In the years after the release of Death of a Gunfighter, the Allen (or, more often, Alan) Smithee name would be used for films on which the director felt that he had not been allowed to exercise creative control over the final product.  The Smithee credit became associated with bad films like The O.J. Simpson Story and Let’s Get Harry which makes it ironic that Death of a Gunfighter is not bad at all.  It’s an elegiac and intelligent film about the death of the old west and the coming of the modern era.  It also features not only one of Richard Widmark’s best performances but an interracial love story between the marshal and a brothel madame played by Lena Horne.  The supporting cast is full of familiar western actors, with Royal Dano, Harry Carey, Jr., Larry Gates, Dub Taylor, and Kent Smith all making an impression.  Even the great John Saxon has a small role.  Though it may be best known for its “director,” Death of a Gunfighter is a film that will be enjoyed by any good western fan.

A Movie A Day #235: Twilight’s Last Gleaming (1977, directed by Robert Aldrich)


In Montana, four men have infiltrated and taken over a top-secret ICBM complex.  Three of the men, Hoxey (William Smith), Garvas (Burt Young), and Powell (Paul Winfield) are considered to be common criminals but their leader is something much different.  Until he was court-martialed and sentenced to a military prison, Lawrence Dell (Burt Lancaster) was a respected Air Force general.  He even designed the complex that he has now taken over.  Dell calls the White House and makes his demands known: he wants ten million dollars and for the President (Charles Durning) to go on television and read the contents of top secret dossier, one that reveals the real reason behind the war in Vietnam.  Dell also demands that the President surrender himself so that he can be used as a human shield while Dell and his men make their escape.

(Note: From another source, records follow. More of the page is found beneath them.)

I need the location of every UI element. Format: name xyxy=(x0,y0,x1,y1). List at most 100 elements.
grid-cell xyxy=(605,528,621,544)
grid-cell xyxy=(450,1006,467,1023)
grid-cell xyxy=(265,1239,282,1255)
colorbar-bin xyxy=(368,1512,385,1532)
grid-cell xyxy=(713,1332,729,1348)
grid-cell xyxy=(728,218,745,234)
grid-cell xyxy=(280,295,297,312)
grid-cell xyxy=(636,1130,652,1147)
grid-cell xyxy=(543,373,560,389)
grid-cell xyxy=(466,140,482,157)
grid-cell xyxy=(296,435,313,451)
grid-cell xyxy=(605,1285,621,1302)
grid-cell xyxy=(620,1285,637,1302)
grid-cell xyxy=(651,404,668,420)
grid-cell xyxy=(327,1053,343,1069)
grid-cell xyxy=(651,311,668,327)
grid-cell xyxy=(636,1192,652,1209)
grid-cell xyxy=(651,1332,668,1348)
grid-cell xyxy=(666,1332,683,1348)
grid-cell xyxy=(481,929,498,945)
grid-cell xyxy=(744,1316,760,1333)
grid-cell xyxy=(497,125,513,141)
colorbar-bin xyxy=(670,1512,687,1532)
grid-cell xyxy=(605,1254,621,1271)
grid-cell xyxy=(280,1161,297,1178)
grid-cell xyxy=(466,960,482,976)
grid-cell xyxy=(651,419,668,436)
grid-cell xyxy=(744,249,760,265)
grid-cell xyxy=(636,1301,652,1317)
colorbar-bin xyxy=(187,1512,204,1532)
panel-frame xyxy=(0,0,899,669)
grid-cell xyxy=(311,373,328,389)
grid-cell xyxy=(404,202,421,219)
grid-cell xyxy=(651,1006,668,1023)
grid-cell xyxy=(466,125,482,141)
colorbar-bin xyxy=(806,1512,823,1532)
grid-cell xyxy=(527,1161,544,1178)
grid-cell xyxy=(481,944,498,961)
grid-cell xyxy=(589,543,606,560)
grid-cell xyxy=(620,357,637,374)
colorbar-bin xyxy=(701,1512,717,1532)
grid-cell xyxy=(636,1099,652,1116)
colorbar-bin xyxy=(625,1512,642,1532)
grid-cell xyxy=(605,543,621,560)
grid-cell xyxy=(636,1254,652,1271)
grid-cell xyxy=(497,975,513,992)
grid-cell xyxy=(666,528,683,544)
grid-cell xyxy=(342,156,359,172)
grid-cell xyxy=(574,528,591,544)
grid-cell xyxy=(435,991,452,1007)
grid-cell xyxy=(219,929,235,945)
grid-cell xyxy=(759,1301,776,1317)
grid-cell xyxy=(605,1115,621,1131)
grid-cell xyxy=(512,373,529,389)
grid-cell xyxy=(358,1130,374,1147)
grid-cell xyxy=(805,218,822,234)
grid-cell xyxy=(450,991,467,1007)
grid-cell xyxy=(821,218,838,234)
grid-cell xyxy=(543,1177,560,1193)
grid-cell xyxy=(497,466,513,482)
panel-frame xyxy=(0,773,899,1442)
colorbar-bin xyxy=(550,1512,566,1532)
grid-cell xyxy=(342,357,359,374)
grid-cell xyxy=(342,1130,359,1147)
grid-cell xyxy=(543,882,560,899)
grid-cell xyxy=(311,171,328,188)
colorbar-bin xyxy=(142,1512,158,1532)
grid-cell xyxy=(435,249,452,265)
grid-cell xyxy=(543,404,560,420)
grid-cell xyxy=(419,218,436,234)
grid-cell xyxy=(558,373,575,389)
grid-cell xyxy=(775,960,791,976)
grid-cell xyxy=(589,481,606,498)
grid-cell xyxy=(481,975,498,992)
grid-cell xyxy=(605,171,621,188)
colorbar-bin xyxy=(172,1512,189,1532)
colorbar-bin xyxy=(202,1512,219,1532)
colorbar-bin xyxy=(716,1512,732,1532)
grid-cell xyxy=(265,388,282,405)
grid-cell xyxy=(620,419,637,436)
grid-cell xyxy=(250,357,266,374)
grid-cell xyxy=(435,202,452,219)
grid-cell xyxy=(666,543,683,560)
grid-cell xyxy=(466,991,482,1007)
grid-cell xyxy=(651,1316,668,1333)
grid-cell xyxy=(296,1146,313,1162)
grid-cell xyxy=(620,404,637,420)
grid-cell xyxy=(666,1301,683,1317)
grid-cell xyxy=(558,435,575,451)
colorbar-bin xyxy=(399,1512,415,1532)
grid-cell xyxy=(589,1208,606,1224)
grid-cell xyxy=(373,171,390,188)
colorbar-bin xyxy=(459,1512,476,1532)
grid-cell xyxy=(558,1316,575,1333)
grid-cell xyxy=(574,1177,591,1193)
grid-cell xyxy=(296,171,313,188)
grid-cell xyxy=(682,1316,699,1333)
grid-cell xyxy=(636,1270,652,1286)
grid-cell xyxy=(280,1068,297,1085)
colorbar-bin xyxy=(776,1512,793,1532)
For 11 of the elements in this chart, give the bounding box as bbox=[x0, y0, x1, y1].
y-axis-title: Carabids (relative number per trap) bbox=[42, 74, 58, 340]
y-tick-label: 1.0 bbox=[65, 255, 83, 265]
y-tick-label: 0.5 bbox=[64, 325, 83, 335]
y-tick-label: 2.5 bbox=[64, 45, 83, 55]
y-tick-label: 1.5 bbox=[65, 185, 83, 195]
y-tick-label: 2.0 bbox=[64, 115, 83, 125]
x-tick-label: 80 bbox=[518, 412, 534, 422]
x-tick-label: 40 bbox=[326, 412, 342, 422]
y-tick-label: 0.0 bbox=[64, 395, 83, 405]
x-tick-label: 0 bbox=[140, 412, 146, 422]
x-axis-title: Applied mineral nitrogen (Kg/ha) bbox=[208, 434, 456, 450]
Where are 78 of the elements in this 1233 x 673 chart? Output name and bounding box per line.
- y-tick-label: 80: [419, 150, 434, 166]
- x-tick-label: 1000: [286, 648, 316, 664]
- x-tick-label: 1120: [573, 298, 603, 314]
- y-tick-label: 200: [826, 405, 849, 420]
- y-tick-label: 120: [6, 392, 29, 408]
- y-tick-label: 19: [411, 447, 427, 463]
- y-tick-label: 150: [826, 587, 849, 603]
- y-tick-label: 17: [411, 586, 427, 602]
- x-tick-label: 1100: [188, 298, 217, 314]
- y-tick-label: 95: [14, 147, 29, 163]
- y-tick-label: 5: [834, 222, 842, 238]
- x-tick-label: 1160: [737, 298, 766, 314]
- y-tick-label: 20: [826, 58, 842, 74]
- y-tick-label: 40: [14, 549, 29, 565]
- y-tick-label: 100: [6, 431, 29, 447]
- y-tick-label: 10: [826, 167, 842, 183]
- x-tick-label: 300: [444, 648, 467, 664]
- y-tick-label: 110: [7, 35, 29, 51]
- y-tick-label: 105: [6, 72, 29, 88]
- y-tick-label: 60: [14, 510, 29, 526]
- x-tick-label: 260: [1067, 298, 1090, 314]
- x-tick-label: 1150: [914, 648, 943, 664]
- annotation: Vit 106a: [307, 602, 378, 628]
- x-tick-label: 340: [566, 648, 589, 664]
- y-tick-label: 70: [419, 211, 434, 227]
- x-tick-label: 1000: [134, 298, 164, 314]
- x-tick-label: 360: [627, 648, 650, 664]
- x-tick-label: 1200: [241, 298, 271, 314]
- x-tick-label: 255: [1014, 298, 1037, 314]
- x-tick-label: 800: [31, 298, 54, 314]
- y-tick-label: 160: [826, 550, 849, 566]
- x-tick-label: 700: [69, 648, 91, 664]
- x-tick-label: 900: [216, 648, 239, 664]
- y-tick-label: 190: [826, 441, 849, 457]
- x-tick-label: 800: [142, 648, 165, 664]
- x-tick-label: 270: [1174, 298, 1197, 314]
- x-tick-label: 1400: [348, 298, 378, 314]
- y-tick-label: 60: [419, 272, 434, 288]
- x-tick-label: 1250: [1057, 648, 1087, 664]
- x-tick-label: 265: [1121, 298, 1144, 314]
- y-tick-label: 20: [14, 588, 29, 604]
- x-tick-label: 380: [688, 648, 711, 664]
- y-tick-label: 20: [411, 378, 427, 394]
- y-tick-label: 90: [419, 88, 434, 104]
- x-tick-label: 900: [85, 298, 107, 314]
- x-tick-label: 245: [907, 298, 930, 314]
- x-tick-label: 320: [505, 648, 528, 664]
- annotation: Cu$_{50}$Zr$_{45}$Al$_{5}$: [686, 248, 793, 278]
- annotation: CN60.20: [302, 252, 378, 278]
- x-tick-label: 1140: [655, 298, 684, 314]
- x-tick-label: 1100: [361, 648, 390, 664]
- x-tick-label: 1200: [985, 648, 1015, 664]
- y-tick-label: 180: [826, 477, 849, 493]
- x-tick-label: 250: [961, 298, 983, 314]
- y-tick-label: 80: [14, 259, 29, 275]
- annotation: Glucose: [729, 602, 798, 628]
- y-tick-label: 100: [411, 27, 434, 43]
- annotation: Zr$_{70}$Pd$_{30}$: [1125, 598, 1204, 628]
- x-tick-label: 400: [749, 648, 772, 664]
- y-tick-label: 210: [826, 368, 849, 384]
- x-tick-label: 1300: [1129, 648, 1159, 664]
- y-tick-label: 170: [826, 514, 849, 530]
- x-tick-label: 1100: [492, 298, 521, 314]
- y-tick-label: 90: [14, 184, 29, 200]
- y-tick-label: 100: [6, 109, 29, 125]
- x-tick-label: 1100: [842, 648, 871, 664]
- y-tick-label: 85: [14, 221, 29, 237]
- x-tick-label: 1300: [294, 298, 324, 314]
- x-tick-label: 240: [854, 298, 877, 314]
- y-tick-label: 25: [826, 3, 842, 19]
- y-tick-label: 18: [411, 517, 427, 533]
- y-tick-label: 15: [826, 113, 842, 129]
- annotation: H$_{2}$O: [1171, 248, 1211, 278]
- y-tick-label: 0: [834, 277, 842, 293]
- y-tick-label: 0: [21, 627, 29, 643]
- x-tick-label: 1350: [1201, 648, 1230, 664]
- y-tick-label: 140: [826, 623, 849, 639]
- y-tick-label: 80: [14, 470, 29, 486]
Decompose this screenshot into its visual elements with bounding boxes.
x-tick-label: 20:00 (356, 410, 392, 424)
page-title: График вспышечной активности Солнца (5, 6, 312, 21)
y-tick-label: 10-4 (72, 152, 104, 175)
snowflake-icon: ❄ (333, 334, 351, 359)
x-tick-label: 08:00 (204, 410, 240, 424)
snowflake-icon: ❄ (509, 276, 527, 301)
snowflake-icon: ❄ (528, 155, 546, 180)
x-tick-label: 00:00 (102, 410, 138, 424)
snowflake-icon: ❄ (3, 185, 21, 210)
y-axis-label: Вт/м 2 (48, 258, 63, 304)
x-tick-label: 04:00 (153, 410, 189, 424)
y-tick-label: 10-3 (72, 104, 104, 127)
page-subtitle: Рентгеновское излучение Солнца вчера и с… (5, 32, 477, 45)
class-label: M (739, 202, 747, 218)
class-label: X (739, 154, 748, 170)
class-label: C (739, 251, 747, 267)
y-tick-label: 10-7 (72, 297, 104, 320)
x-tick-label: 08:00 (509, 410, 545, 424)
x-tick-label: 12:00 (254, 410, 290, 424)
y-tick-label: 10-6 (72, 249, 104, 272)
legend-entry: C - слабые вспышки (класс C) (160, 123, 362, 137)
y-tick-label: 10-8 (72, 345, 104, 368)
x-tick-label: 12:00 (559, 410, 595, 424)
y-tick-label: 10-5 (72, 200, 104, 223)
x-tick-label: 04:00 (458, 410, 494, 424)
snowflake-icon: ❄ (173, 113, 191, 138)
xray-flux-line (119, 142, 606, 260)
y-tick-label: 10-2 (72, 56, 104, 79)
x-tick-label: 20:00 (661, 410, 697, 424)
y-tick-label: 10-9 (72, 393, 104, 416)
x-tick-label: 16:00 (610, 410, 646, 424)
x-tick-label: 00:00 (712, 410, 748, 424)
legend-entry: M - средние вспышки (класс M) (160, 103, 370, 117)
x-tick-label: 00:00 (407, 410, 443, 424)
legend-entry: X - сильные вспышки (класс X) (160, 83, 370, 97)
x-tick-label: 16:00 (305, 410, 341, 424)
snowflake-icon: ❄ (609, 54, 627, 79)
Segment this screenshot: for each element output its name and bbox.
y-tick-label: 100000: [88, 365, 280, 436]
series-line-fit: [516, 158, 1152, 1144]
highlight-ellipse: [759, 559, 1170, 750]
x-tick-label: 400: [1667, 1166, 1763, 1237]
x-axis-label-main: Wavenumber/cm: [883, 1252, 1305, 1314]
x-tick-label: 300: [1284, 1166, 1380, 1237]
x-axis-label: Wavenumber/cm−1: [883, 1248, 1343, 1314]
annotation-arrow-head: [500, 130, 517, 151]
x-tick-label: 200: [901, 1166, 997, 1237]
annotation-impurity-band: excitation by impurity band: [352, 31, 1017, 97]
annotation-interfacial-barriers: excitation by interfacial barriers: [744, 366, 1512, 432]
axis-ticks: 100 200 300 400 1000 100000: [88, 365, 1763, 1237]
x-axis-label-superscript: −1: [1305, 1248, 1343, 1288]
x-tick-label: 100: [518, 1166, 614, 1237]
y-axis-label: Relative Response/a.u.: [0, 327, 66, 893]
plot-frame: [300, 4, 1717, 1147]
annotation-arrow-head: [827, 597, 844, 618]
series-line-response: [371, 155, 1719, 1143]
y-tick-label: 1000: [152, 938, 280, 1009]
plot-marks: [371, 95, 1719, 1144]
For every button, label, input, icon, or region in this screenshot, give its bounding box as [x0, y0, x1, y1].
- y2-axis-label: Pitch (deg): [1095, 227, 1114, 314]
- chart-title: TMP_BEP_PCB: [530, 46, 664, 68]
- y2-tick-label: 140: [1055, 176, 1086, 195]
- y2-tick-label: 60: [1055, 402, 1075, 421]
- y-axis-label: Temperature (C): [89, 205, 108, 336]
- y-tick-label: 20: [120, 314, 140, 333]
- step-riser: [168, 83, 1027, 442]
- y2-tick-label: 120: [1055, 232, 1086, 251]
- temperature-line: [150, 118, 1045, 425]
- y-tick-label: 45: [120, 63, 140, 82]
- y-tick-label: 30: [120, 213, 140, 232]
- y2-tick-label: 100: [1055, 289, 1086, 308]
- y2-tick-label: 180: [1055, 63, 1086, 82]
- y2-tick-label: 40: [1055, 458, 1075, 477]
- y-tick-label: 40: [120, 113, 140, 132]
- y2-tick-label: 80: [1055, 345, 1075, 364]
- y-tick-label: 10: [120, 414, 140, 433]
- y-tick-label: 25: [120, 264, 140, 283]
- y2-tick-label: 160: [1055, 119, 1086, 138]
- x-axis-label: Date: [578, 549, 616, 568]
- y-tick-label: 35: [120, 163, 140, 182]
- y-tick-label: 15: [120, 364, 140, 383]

Until Dell made his demands known, the President did not even know of the dossier’s existence.  His cabinet (made up of distinguished and venerable character actors like Joseph Cotten and Melvyn Douglas) did and some of them are willing to sacrifice the President to keep that information from getting out.

Robert Aldrich specialized in insightful genre films and Twilight’s Last Gleaming is a typical example: aggressive, violent, sometimes crass, and unexpectedly intelligent.  At two hours and 30 minutes, Twilight’s Last Gleaming is overlong and Aldrich’s frequent use of split screens is sometimes distracting but Twilight’s Last Gleaming is still a thought-provoking film.  The large cast does a good job, with Lancaster and Durning as clear stand-outs.  I also liked Richard Widmark as a general with his own agenda and, of course, any movie that features Joseph Cotten is good in my book!  Best of all, Twilight’s Last Gleaming‘s theory about the reason why America stayed in Vietnam is entirely credible.

The Vietnam angle may be one of the reasons why Twilight’s Last Gleaming was one of the biggest flops of Aldrich’s career.  In 1977, audiences had a choice of thrilling to Star Wars, falling in love with Annie Hall, or watching a two and a half hour history lesson about Vietnam.  Not surprisingly, a nation that yearned for escape did just that and Twilight’s Last Gleaming flopped in America but found success in Europe.  Box office success or not, Twilight’s Last Gleaming is an intelligent political thriller that is ripe for rediscovery.